Dignitaries Arriving at the Durbar (Festival Gathering)
Then, too, there’s the inescapable fact that, as an American, I am permanently unqualified to explain the complex mystery that is Africa, or even Somanya. I only know—I can only know—the Africa that my stubbornly Western mindset refracts back to me in distorted, elusive, and often romanticized guises. I only know the Africa that seems, with each visit, more ordinary, sometimes downright mundane, often maddening, yet at the same time more profoundly exotic and mysterious and magical than it was for me even the first time I walked through the ramshackle little town of Somanya and knew that I was home.
Main Street Somanya
I am equally unqualified to advise anyone about how to start and run a non-profit.
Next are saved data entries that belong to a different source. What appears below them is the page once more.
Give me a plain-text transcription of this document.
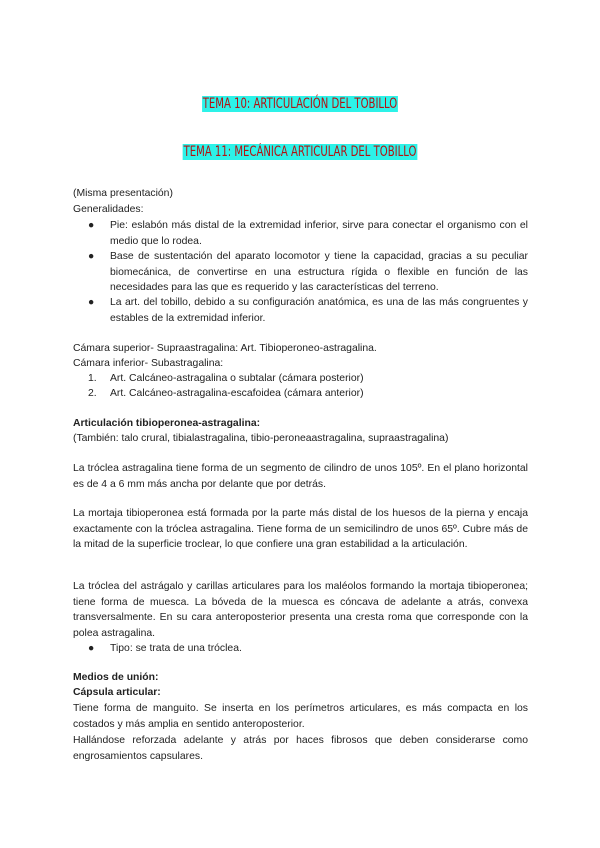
TEMA 10: ARTICULACIÓN DEL TOBILLO
TEMA 11: MECÁNICA ARTICULAR DEL TOBILLO
(Misma presentación)
Generalidades:
●	Pie: eslabón más distal de la extremidad inferior, sirve para conectar el organismo con el medio que lo rodea.
●	Base de sustentación del aparato locomotor y tiene la capacidad, gracias a su peculiar biomecánica, de convertirse en una estructura rígida o flexible en función de las necesidades para las que es requerido y las características del terreno.
●	La art. del tobillo, debido a su configuración anatómica, es una de las más congruentes y estables de la extremidad inferior.
Cámara superior- Supraastragalina: Art. Tibioperoneo-astragalina.
Cámara inferior- Subastragalina:
1. Art. Calcáneo-astragalina o subtalar (cámara posterior)
2. Art. Calcáneo-astragalina-escafoidea (cámara anterior)
Articulación tibioperonea-astragalina:
(También: talo crural, tibialastragalina, tibio-peroneaastragalina, supraastragalina)
La tróclea astragalina tiene forma de un segmento de cilindro de unos 105º. En el plano horizontal es de 4 a 6 mm más ancha por delante que por detrás.
La mortaja tibioperonea está formada por la parte más distal de los huesos de la pierna y encaja exactamente con la tróclea astragalina. Tiene forma de un semicilindro de unos 65º. Cubre más de la mitad de la superficie troclear, lo que confiere una gran estabilidad a la articulación.
La tróclea del astrágalo y carillas articulares para los maléolos formando la mortaja tibioperonea; tiene forma de muesca. La bóveda de la muesca es cóncava de adelante a atrás, convexa transversalmente. En su cara anteroposterior presenta una cresta roma que corresponde con la polea astragalina.
●	Tipo: se trata de una tróclea.
Medios de unión:
Cápsula articular:
Tiene forma de manguito. Se inserta en los perímetros articulares, es más compacta en los costados y más amplia en sentido anteroposterior.
Hallándose reforzada adelante y atrás por haces fibrosos que deben considerarse como engrosamientos capsulares.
I’m an artist—at least, I was an artist. Now I’m an accountant, shipping clerk, warehouse(wo)man, volunteer coordinator, fundraiser, online marketer, off-line marketer, graphic artist, public speaker…well you get the drift. And I can’t say I excel at any of it...at least, not yet. But I’m learning, and I'm always happiest when I'm learning something new. I just need to find ways to go careening around that long, tight learning curve a little faster, but without my tires going off the road.
The Soul of Somanya Crew
So anyway, this blog is going to be the more personal version of Soul of Somanya's story. It's going to be less about the organization than it is about my experiences in trying to co-found and run that organization. (I do feel qualified to write about that.) And it's going to be less about Africa than it is about my admittedly skewed perceptions of Africa, which are, and perhaps always will be, an entirely different thing.
That said, I hope I can communicate some part of the unique mix of incredible joys and (occasionally) hair-tearing frustrations that comprise the running of this tiny, drop-in-the-bucket, bailing-out-the-ocean-with-a-teaspoon organization that is nevertheless so very important to a few seemingly unimportant people. And I hope that I can impart some small portion of the distinctive mix of scents and sensations and prospects that are my personal experience of Somanya.
Mel and Arkuh Bernard Tettey Walking Down a Side-Street
So this is my song about Somanya, that little piece of Africa that I so quickly and irreversibly came to love: impoverished but somehow, miraculously, not stricken; run-down but never down-trodden; its every hand outstretched, empty, wanting, yet offering up a sweet, irresistible bounty of willingness and charm and good cheer. Those friendly hands have taken hold of my heart, and that’s just fine with me. This heart is theirs to break and to fill. I’m theirs for the duration.